Hacía un día soleado y enseguida me pregunté cómo sería si en vez de uno hubiesen tres o cinco soles en el cielo, y si en los árboles enormes del parque vivían tantos colibríes como personas en el mundo, y si de ser cierto que papá estaba haciendo nidos en la pared la casa se nos llenaría por lo menos de un país de colibríes, y si al mudarse harían lo mismo que papá, abrir huecos en las paredes de los nidos para darle asilo a animales todavía más pequeños, o si acaso en vez de nidos pintarían soles porque lógicamente extrañarían la luz abundante que siempre llenaba el parque los días muy soleados.
Pensando en eso fue que empezamos a sentir el sonido sordo y constante de un martillo. Nos acercamos otra vez a la sala y papá ahora estaba tapando los huecos con unos tacos pequeños de madera que sobresalían en la superficie. Pues definitivamente ya no eran nidos, y mucho menos soles, entonces ¿qué eran? «Papá ya no quiere que vivan en la casa, ahora solo quiere que pasen un momento y luego sigan volando, ¿no es verdad, papá?», dijo mi hermano recibiendo como respuesta otra sonrisa sorpresa, dejándome claro que sería otra cosa.
El resto del día nos dedicamos a organizar nuestro cuarto y a ver una película en la tele antes de la cena. En la noche no hice más que contarle a mi hermano qué otras cosas pueden acabar siendo esos taquitos en la pared: quizás serían apoyos para las enredaderas que papá siempre ha querido cultivar, esas que van creciendo por donde uno les dice y que a veces da ese fruto con el que mamá nos hace refrescos increíbles; o tal vez sean antenas como las que un día vimos en la tele, que papá usaría para comunicarse con alguien que vive demasiado lejos; o también puede ser un ropero para colgar los abrigos cuando hace frío y no perder tiempo buscándolos donde uno ya no se acuerda. «Y también pueden ser dientes, como si toda la sala fuera una boca», respondió mi hermano.
Nos miramos un instante y nos echamos a reír. Luego nos tumbamos en la cama y solo yo estuve un rato más sin cerrar los ojos pero mirando hacia ninguna parte. En mi cabeza corrían todo tipo de imágenes y recuerdos que intentaban ayudarme a adivinar con qué nos encontraríamos al otro día. El sueño rápidamente me venció.
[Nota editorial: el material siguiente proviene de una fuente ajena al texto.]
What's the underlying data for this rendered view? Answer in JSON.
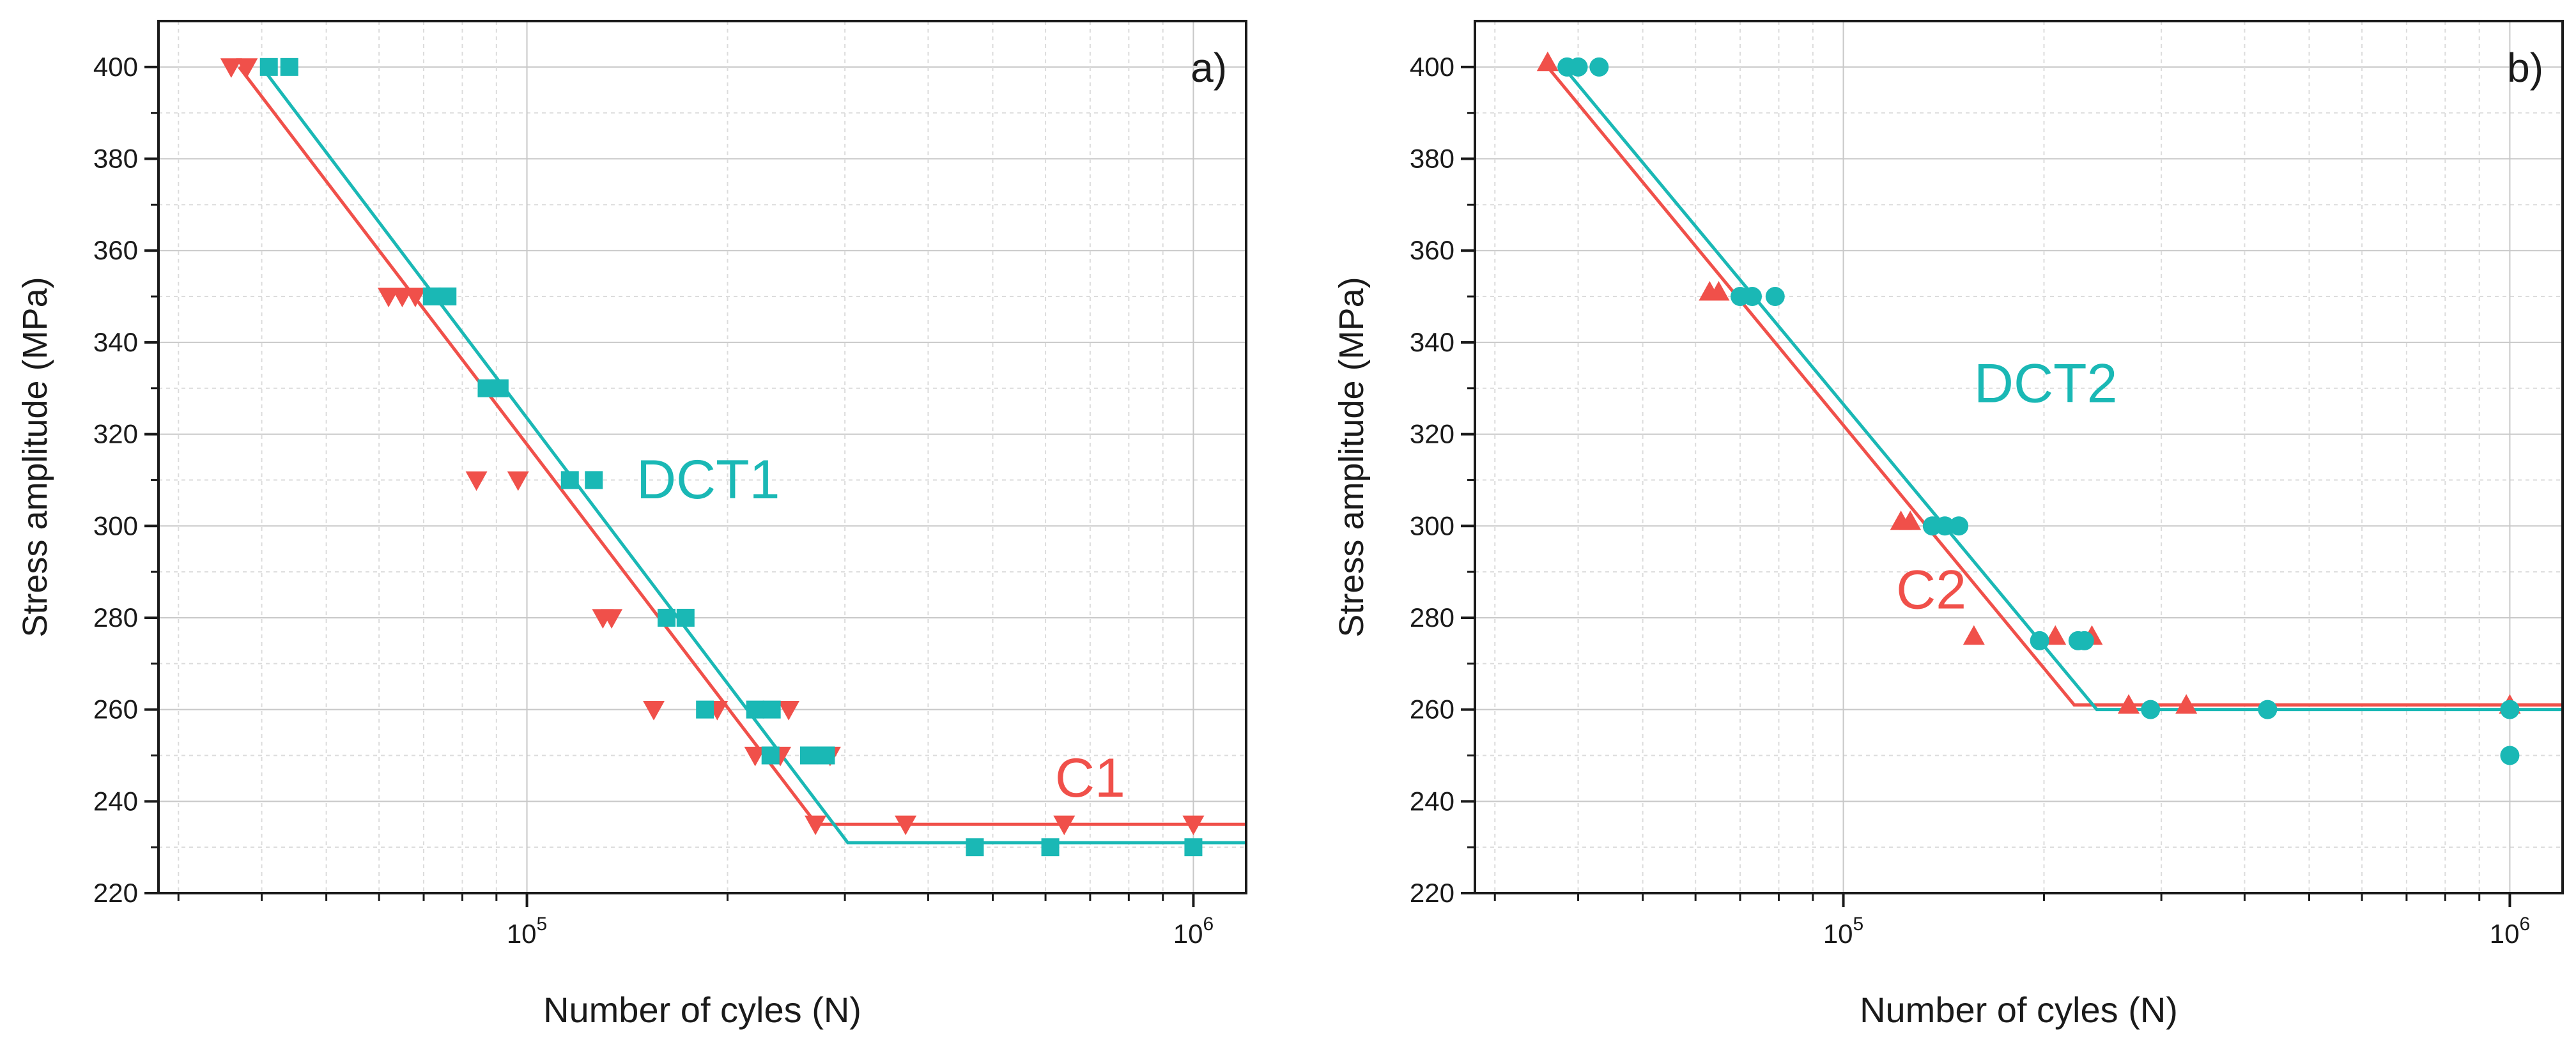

Al despertarnos, la sorpresa ya estaba sobre la pared enorme y soleada de la sala. En multitud de marcos colgaban todas nuestras fotos y dibujos que nunca tuvieron un espacio propio en la casa vieja, y sobre un área que quedaba en blanco papá dibujó algunos rayitos como si fuera un sol, y dijo: «y aquí pondremos una casita para cuando los pájaros quieran venir a visitarnos».